If you have 270 calls in a month, it’s important to know exactly what they were, he says. How many brand new, bookable service leads were brought in? How many calls were miscellaneous, like a caller looking to talk to an employee? Every call, Yano says, has to be classified. Referral leads should be taken out of the equation. Solicitations. Missed calls. Parts calls. Calls from a direct mail campaign. “We need to know what the purpose of every call was,” Yano says. “This makes it crystal clear what revenue came in from these leads, because everything you need is attached to that lead. There’s no guessing, and that’s the way it should be with all digital marketing. No exceptions.”

  • There are a number of ways to track leads. Use them all. 

Call and lead tracking can be done through dedicated call tracking phone numbers (ALWAYS use local), internet domain extensions, coupon codes, unique offers and more. But everything you do marketing-wise should utilize tracking. “A call tracking number is a call tracking number, and they’re super cheap,” Yano says. “It’s like going to the gym. Getting there is 60 percent of the battle, maybe even 90 percent of the battle. But you’ve got to have somebody actually listen to it and utilize it.”

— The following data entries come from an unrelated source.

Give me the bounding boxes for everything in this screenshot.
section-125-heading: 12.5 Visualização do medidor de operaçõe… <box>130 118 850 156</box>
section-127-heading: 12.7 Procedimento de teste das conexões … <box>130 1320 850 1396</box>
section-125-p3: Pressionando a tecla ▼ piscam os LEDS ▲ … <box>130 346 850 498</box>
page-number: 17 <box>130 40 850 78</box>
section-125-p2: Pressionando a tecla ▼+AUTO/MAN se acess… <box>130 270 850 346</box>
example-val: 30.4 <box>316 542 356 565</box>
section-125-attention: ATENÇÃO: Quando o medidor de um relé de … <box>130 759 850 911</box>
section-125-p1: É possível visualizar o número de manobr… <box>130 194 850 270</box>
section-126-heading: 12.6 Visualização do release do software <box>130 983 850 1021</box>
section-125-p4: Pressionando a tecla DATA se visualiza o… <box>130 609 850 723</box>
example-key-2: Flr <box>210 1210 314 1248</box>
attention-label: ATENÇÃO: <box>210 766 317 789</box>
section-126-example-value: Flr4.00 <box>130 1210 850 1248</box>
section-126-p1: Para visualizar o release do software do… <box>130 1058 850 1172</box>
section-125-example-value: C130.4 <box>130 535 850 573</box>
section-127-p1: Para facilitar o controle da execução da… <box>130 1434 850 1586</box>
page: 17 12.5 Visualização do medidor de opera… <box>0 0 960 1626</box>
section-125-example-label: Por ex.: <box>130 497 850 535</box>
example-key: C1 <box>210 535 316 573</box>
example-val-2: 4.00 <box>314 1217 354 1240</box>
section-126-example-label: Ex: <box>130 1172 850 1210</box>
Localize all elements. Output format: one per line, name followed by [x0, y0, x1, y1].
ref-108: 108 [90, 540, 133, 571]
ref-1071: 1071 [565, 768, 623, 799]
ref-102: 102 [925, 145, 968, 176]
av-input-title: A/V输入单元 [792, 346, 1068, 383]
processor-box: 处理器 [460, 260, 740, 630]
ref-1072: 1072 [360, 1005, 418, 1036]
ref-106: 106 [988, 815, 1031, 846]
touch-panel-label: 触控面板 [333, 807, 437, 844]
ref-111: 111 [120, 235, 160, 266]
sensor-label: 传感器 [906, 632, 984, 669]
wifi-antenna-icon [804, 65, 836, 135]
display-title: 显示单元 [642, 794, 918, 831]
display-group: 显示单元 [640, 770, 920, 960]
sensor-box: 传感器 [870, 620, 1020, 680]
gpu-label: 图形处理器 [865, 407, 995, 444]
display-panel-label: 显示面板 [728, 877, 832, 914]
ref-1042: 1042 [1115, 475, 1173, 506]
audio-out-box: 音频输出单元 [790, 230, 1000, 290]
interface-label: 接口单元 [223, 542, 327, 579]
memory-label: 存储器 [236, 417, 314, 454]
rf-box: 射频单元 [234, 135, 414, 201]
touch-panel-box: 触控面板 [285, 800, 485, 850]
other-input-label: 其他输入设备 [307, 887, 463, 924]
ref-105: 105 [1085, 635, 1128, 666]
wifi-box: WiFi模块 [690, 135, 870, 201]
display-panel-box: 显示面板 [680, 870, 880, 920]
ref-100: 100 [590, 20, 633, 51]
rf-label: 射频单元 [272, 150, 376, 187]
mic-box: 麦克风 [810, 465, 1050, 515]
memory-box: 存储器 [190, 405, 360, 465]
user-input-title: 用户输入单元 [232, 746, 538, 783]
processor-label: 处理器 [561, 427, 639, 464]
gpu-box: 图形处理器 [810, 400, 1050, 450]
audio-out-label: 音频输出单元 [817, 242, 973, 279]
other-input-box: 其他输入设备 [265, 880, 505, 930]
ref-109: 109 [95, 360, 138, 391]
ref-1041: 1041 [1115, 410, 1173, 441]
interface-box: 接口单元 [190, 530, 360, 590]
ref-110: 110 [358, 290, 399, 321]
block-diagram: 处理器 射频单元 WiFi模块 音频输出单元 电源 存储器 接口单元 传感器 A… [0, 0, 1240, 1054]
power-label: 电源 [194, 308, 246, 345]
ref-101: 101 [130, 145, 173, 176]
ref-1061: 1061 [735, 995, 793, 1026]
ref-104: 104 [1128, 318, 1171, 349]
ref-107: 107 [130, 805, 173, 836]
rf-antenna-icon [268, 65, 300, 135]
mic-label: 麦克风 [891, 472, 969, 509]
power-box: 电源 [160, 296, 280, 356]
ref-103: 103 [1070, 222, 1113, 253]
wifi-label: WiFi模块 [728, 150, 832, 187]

  • If your CSRs fail, it’s your fault. 

Once you are holding your agency accountable for lead volume and listening to your phone calls, you have to make sure your CSRs are on point. “If your CSRs suck, it’s your fault,” Yano says. “Put something in place for it. Getting the phone numbers is half the battle. Listening to the phone calls is a big step in the right direction on figuring out what’s actually working. But the phone number is going to roll to your company, and somebody is answering that phone who has to sell that lead. They’ve got to get it done.”

The bottom line

Using tracking numbers is a first step. Listening to calls is essential. Holding an agency accountable is huge, Yano says. So is knowing your return on investment, owning the issues and making the changes that need to be made. 

But demand transparency, and data, on every lead, so you can accurately calculate the cost. 

“You’ve got to know,” Yano says. “You have to know 100 percent where you stand.”